When a storm rolls up, the kiddo is down below. We constructed a V-berth set up that is more padded than most cribs. We also put him on the compression post lashed into his car seat. My danger and concern is not the baby going ino the water. THe issue is them hurtin themselves in a rolling and tossing boat. Also, when bad weather comes up, they are in a lifejacket.
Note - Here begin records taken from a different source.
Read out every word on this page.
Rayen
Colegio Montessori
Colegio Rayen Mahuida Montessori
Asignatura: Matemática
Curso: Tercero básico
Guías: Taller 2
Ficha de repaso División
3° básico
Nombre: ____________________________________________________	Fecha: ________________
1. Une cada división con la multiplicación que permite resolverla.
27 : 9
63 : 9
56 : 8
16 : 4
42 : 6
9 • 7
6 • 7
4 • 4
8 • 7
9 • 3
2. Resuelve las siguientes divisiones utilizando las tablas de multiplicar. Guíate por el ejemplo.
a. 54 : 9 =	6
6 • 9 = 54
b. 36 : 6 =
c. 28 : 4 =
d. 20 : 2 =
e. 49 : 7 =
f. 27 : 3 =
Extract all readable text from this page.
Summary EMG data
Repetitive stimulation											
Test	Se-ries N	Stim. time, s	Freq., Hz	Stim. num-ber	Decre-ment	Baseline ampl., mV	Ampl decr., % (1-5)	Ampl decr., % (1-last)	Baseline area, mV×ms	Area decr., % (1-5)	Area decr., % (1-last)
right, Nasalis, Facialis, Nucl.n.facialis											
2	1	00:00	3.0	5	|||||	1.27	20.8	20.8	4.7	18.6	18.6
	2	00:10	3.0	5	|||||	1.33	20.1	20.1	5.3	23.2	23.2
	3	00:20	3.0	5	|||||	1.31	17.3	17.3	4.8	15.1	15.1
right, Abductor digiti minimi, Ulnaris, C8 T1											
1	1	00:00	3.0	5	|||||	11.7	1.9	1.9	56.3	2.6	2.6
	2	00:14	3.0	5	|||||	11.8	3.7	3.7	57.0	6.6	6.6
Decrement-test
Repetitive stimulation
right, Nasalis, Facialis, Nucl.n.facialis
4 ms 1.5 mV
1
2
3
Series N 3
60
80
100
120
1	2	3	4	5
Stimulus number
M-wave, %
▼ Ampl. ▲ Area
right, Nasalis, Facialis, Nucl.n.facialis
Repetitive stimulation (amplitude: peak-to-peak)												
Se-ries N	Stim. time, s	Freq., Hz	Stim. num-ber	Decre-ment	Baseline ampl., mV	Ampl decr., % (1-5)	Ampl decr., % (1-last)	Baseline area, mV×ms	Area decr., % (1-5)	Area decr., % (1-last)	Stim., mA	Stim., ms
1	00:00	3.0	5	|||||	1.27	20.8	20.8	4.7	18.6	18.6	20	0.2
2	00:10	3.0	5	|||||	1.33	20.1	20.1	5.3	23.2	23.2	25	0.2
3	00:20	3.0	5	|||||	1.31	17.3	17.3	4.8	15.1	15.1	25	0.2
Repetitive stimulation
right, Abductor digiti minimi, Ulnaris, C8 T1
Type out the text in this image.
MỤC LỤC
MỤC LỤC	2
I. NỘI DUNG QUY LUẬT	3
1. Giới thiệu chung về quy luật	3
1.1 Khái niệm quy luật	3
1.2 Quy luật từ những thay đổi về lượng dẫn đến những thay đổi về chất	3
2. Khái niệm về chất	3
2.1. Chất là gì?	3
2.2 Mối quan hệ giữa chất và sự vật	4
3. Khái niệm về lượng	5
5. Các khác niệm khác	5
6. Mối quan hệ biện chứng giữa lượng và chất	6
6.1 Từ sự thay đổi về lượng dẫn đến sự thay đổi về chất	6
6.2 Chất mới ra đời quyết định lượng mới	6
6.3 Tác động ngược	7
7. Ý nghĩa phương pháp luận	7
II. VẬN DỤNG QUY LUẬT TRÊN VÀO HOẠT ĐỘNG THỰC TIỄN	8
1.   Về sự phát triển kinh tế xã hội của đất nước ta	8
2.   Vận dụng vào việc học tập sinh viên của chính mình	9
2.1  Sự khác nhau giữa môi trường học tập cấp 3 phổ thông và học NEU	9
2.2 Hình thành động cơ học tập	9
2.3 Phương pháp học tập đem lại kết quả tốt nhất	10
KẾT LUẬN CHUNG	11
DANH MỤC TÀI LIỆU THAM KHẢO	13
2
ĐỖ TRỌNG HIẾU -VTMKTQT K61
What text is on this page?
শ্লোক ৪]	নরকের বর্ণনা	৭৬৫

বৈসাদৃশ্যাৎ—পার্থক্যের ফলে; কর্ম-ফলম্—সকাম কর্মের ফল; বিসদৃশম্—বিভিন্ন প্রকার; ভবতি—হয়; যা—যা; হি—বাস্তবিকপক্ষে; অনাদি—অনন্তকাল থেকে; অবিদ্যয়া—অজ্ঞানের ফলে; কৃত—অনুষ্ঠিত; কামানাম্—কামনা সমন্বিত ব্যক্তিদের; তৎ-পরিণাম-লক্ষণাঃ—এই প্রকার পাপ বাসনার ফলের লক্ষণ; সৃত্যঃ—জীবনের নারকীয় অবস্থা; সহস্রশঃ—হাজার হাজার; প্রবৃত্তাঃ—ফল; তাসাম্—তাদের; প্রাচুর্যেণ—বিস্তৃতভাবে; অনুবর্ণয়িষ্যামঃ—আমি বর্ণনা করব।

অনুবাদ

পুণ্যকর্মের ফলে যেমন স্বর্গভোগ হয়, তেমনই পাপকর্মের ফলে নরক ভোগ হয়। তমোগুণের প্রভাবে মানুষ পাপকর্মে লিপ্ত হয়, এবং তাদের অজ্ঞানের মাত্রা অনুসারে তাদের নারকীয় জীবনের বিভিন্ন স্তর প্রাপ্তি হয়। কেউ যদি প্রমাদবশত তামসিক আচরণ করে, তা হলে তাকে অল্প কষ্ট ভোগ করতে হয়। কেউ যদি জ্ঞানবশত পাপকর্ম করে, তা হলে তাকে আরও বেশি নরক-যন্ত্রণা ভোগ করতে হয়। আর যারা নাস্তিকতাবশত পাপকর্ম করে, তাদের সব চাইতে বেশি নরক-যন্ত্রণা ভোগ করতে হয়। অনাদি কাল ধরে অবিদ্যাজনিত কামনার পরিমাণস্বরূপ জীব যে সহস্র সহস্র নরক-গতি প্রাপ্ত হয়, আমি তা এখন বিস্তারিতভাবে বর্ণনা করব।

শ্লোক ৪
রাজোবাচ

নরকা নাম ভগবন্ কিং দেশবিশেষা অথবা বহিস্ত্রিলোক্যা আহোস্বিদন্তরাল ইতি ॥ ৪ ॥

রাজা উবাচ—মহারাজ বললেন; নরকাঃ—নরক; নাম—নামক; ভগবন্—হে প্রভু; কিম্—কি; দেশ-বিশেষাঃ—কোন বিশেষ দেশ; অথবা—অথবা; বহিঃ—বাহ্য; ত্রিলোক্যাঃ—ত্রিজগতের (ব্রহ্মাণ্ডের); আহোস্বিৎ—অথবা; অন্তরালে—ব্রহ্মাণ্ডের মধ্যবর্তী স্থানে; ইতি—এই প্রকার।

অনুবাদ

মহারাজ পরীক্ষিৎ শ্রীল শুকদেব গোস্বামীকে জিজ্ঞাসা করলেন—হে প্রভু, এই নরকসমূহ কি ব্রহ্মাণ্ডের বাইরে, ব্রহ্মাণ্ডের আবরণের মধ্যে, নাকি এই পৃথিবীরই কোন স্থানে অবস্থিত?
Since you are new, I would suggest investing in a top of the line jacket for you child. I have many times reccomended Mustang with crotch strap and head floatation. These jackets will right the child, without effort, face up in the water. Many jackets do not properly do this. They also haver a strap on top to jerk them out of the water when they go in. Notice I said when. Here is an example of the jacket I am referring to:
Falling overboard underway is not the big issue for infants and toddlers. THey will be under extreme adult supervision at that time and sailboats are, in general, pretty child proof. It is at the dock that both of our kids have gone over (generally when running down it). That is where you chief danger will lie. I ALWAYS keep a jacket on them at the dock until they were very avid swimmers. As far as the sailboat, no one will sail out into foul weather with a kid on board. Not fun for the parent or the child.
Be very thoughtful about your water temps up there. Last I was on Puget SOound (about two weeks ago I think), temps were 49-51 degrees. That is cold enough to kill an adult in minutes. Assuming no stroke when you hit the water, I have been told 3-5 minutes. I cannot verify this, but that is the "dock-talk". I think we lose what, 6 people/year (adults) who jump into the COlumbia on a bright warm day and hit that cold water and go into total shock and don't come back up.
When sailing, we would often take our kids out of the car seat and let them play around down below or sometimes in the cockpit. Our rules are that down below, they do not have to wear a jacket. Top side, always. If weather turns questionsable, everyone is sporting a jacket.
Here is a Pic of our V-berth. When they were younger, we constructed a crib side that latched into the opening from the V-Berth. The only issue with this is that wne the seas climb, that berth becomes un-useable because the bow jumps off the waves and anyone forward of the mast will likely become airborne. The fix for this is to put them close to the compression post or in the aft berth.
Feel free to ask questions. Glad to have you around. BTW, a car seat does not sink like a anchor. Drop your in the water and you will see. We did (no baby inside). It floated suprsingly well, but would be terrible situation for the child as I would assume their head would go under water. THat is why when transiting between boat and dock, they should have a jacket on (the appropriate jacket).